Lo había dejado en su cuarto, arropándolo en la cama, como cuando era pequeño. «Todo lo que nos ocurre está en la infancia», había pensado Moya justo antes de dormirse, quizá por eso había tenido esos sueños. Miró su reloj: eran las tres de la tarde. Había dormido casi dos horas. Escuchó ruidos en la cocina. ¿No le había dicho su madre que se iba? Se sintió culpable por haber hecho que se quedase. ¿Qué planes tendría? Joaquín escuchó una risa de hombre, que le sobresaltó. ¿Con quién estaba hablando su madre? Sintió un dolor en las sienes, como una palpitación.

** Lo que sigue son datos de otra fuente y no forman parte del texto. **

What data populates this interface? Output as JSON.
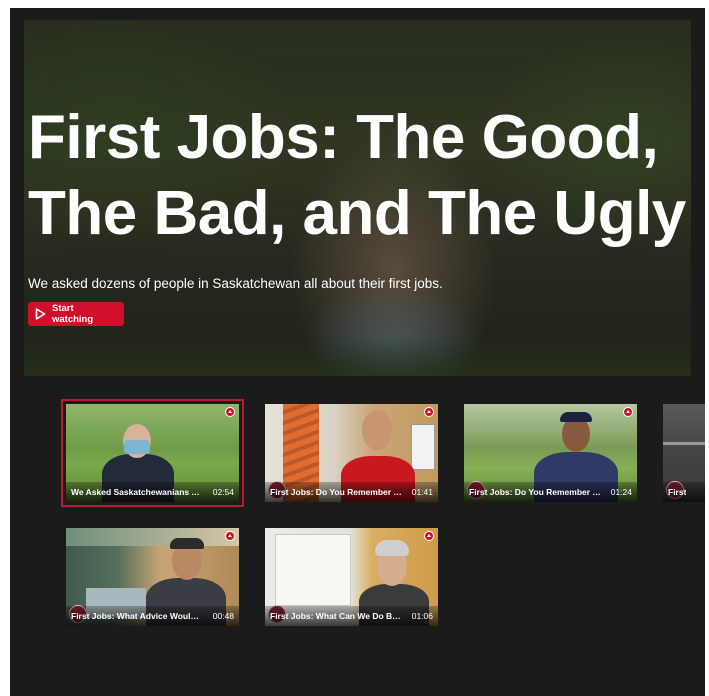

El hombre que estaba en la cocina con su madre tenía un aire que le resultaba familiar, pero Moya no sabía de qué. Quizá porque le recordaba un poco a Eusebio, aunque tenía el pelo más abundante, todavía negro e muchas partes, peinado hacia atrás. Pero era la cara ancha y de mandíbula fuerte lo que llamaba la atención, porque desprendía una energía animal, y la dentadura, muy blanca para su edad, pues rondaría los setenta años, algo más joven que su madre.
– Ah, Joaquín, ¿estás mejor? Ven que te presente a un amigo.
«Vaya, pensó Moya. ¿De ahí la incomodidad? Qué callado se lo tenía». Una especie de rabia lo inundó contra ese hombre, que lo miraba divertido, lo que acentuó ese aire familiar que Joaquín no acertaba a explicarse.
– Es Miguel –dijo Amalia, y Moya estuvo a punto de gritar-. Habíamos quedado a comer, pero no quería dejarte solo, y ha venido a casa.
– Para cuidarte –dijo el hombre, ofreciéndole una mano a Moya, que al principio este ignoró, pero que se vio cogiendo blandamente, todo lo contrario que Miguel, que acogió la suya y la apretó hasta hacerle gemir de dolor-. Por fin. Llevaba mucho tiempo queriendo conocerte. Amalia no hace más que hablar de ti. Y puedes llegar a ser un tema muy interesante de conversación, te lo aseguro. Tienes muy preocupada a tu madre, ¿lo sabías?
– Anda, anda, no digas esas cosas –intervino Amalia, y Joaquín tuvo un déjâ vu, como si llevara años discutiendo en esa cocina con sus hermanos y obligando a su madre a poner paz entre ellos. No podía dejar de mirar los ojos negros y fríos de Miguel.